1954年に歴史を学ぶ学生たちによって集団執筆された加波山事件の復刻版である。
明治17年の自由党は、政府の抑圧政策によって、分裂含みの混迷の渦中にあった。
合法的な言論戦によって国民の多数意見を占め国会開設をめざそうとする党指導部の戦略は、明確な展望をきりひらくことができず、行き詰まりつつあった。
非合法路線には二つの流れがあった。
一つは、多衆の武力蜂起によって政府を軍事的に転覆しようとする路線である。
この路線を指向する人々の視野には、松方デフレに苦しむ民衆の姿がとらえられつつあった。
もう一つは、政府の要人を暗殺することによって事態を流動化させ、政府転覆へとつなげていこうとする路線である。
この一派には福島・喜多方事件で処刑・投獄された人々のゆかりの人々で、弾圧への復讐をねらう人々も含まれていた。

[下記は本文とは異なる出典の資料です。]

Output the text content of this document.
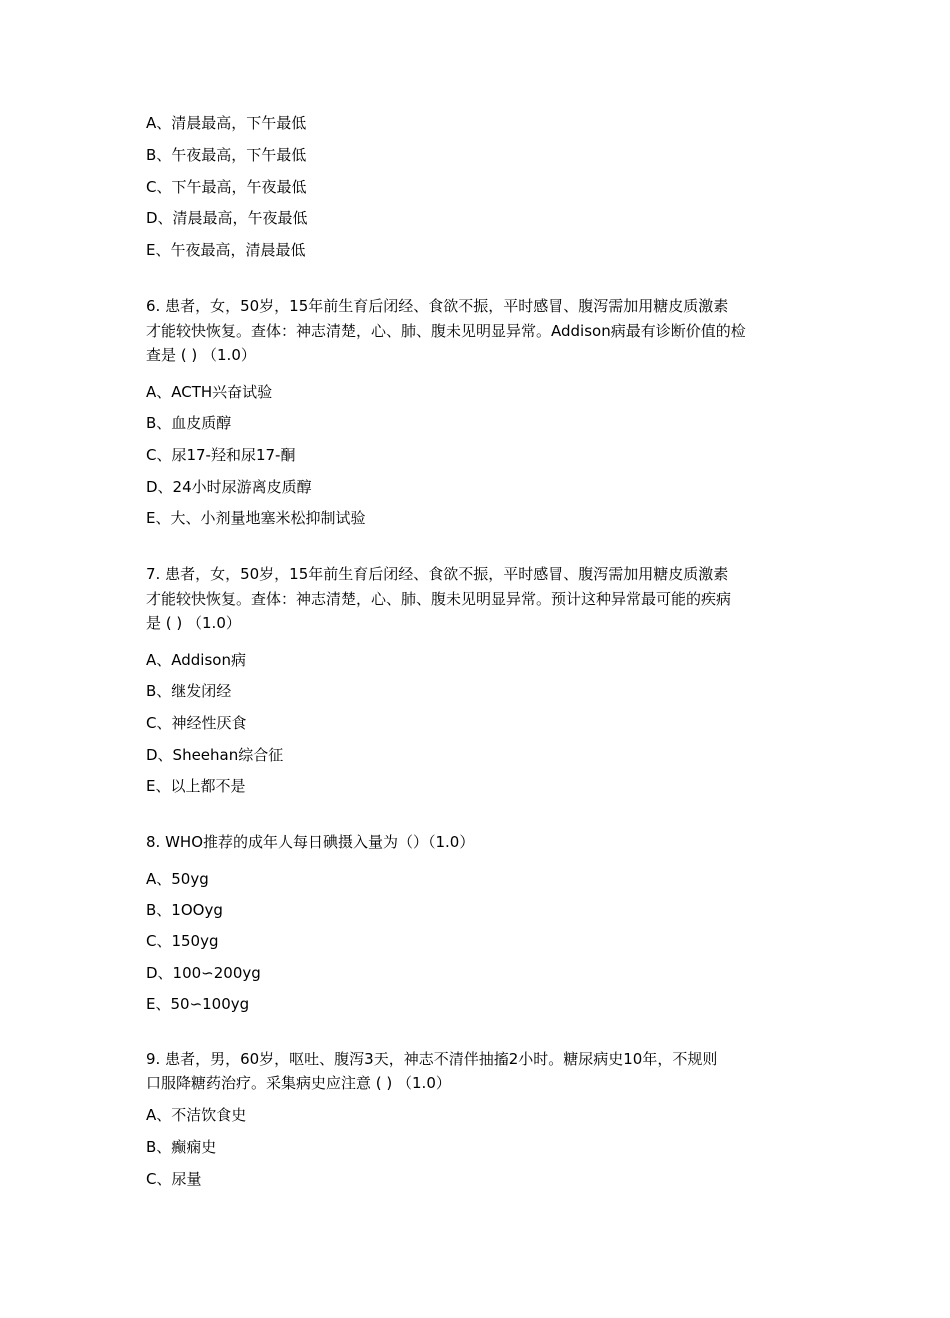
A、清晨最高，下午最低
B、午夜最高，下午最低
C、下午最高，午夜最低
D、清晨最高，午夜最低
E、午夜最高，清晨最低
6. 患者，女，50岁，15年前生育后闭经、食欲不振，平时感冒、腹泻需加用糖皮质激素
才能较快恢复。查体：神志清楚，心、肺、腹未见明显异常。Addison病最有诊断价值的检
查是 ( ) （1.0）
A、ACTH兴奋试验
B、血皮质醇
C、尿17-羟和尿17-酮
D、24小时尿游离皮质醇
E、大、小剂量地塞米松抑制试验
7. 患者，女，50岁，15年前生育后闭经、食欲不振，平时感冒、腹泻需加用糖皮质激素
才能较快恢复。查体：神志清楚，心、肺、腹未见明显异常。预计这种异常最可能的疾病
是 ( ) （1.0）
A、Addison病
B、继发闭经
C、神经性厌食
D、Sheehan综合征
E、以上都不是
8. WHO推荐的成年人每日碘摄入量为（）（1.0）
A、50yg
B、1OOyg
C、150yg
D、100∽200yg
E、50∽100yg
9. 患者，男，60岁，呕吐、腹泻3天，神志不清伴抽搐2小时。糖尿病史10年，不规则
口服降糖药治疗。采集病史应注意 ( ) （1.0）
A、不洁饮食史
B、癫痫史
C、尿量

二つの非合法路線は交錯することはあっても、それが一つに集約されることはなく、非合法路線には腰の引けた党指導部とも統一的な動きを作り出すことができない状態だった。
以上が、加波山事件に関する一般的な理解だと思うが、路線的には三つに分裂したように見えても、自由党が早期から実質的に解体していたわけではない。

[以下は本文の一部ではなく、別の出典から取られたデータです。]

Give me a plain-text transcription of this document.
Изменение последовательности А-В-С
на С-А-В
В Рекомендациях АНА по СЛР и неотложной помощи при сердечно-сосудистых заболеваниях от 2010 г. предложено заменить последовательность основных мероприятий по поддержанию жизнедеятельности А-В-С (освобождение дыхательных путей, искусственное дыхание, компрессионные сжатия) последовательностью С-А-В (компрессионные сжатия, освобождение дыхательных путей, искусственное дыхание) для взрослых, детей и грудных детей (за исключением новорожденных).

武装蜂起路線を確立したとも言われる17年春季大会の裏会議などの事情は、本書が書かれた時点では明らかになっていなかった。
逆に、本書には、加波山事件の人々に続いて武装蜂起に荷担しようと考えていた人々が存在したという口碑が掘り起こされている。
明治17年の自由党の路線の実態がどのようなものだったのかを明らかにすることが、本書刊行以降の課題として残されたわけである。